Monday, December 7, 2009

7.12.09
I talked with mom yesterday. I told her I'd had a bad day at the chess club, and she replied that she thought every day at the chess club was a bad day for me. But it's clear to me now that I'm not looking for victory during the Sunday tournaments, otherwise I would've stopped going long ago. I'm happy if I lose on time with an advantage in material or position. That shows at least that I can play. Yesterday I didn't get so far in half of the twenty matches.
My first of two victories was against someone who wasn't having a very good day either. If fact, I played against him like most of the other players play against me. He made mistakes repeatedly, and I pounced every time.
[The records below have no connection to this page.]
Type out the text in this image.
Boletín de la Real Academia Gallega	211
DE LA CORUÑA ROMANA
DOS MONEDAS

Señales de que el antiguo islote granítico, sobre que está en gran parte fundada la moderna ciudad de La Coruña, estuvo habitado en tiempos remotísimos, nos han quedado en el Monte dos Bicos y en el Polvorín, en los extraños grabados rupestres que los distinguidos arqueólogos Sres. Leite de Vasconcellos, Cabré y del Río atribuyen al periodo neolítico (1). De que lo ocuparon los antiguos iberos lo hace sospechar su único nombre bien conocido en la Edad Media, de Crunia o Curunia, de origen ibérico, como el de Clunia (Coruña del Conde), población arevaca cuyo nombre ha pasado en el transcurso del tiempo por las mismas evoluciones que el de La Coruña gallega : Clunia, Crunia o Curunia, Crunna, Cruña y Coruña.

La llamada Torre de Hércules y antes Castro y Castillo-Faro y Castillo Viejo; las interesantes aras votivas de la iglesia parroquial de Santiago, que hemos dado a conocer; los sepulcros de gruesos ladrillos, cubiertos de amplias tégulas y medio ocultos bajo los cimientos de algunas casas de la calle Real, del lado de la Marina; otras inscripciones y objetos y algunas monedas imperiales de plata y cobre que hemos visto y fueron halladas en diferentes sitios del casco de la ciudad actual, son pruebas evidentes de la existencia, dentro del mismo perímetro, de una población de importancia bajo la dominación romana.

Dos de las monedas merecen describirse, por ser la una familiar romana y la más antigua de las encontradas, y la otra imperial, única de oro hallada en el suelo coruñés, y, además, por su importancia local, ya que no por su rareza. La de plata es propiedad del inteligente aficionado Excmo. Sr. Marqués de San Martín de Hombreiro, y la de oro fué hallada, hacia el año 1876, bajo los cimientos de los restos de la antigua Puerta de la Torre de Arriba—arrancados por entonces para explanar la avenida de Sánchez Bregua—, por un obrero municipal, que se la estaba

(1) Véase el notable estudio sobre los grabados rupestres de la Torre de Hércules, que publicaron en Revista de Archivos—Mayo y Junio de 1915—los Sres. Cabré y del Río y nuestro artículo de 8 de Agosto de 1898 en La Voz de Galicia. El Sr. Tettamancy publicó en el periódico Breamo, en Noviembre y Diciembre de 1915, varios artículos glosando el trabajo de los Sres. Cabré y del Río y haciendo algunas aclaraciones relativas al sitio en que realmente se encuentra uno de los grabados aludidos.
I went to Georgi Vasilitch to announce my victory, but, for it was my first victory after eight loses, expressed myself a little too loudly, not seeing my disgrunteled opponent behind me. He then told George that he'd had enough for the day, and took off, crestfallen. I felt bad for him. I know what he was feeling very well. He and I were like crippled horses at the races. I ran with three legs, while he tried to get on with only two. The other horses ran circles around us as we nostalgically remembered better days when it seemed like we knew what we were doing.
My last victory came surprisingly with my last match of the evening. I was well on my way to losing when my opponent made a serious blunder which cost him practically everything he had. He still might have beaten me on time, had he not given up in despair. Maybe he was just tired. It was the twentieth party of the day.
If only other players made such mistakes when they played me. Alas, I am most often the one who leaves pieces unguarded and oversees the simplest of traps. Sometimes I feel like I'm playing blindfolded, I make such stupid mistakes.
I was in a pretty bad mood yesterday, not so much from chess as from roudy teenagers causing me grief during discussion lessons the previous day. Chess was one thing that could've cheered me up, if only I'd managed to play a little more skillfully.
The linguist is one of the weaker players at the club. He and I warmed up before the tournament started. He wanted to show me his new super system which supposedly works every time. After hearing him say the name several times, I understood that he attributed the position to Capablanca. We played two or three matches. He beat me every time with his new technique. NevertheIess, I wasn't impressed. He usually beats me anyway. I asked him to let me know how he plays during the tournament. He didn't have an especially good day either. After each match he came up to me and jokingly blamed Capablanca for his hair-brained method, but stuck with it until the end.
He escorted me most of the way home. He likes speaking German. It's enough for him if it at least seems like you're listening. I often don't care to hear what he has to say. I think he knows this, but sees that I tolerate his rambling and rambles further.

Last week I went to a school in Aksai, a suburb of Rostov, and lead a discussion lesson for teenagers. Another Language Link teacher drove me there and left me with one of the full time teachers at the school. She and I had almost an hour to kill before the first of two lessons. We talked about why an American would do such a silly thing like come to Russia. When I agreed to have some tea, she left the room and came back fully loaded with crackers, chocolate and some English black tea. I'm surprised she didn't have cake on hand. Maybe she mistook me for a Brit. I would've been happy with just a glass of water, flavor it however you like.
I gave my war and peace lesson to the first group. That went fine. The second lesson was visited only by tennage girls who had never seen a real live American before. I felt like a celebrity as I answered random questions for fifty minutes. Then, since I didn't have the music, I read them "Imagine" out loud and asked them if such a world were possible or even desirable. They didn't have any good answers. I told them it was homework.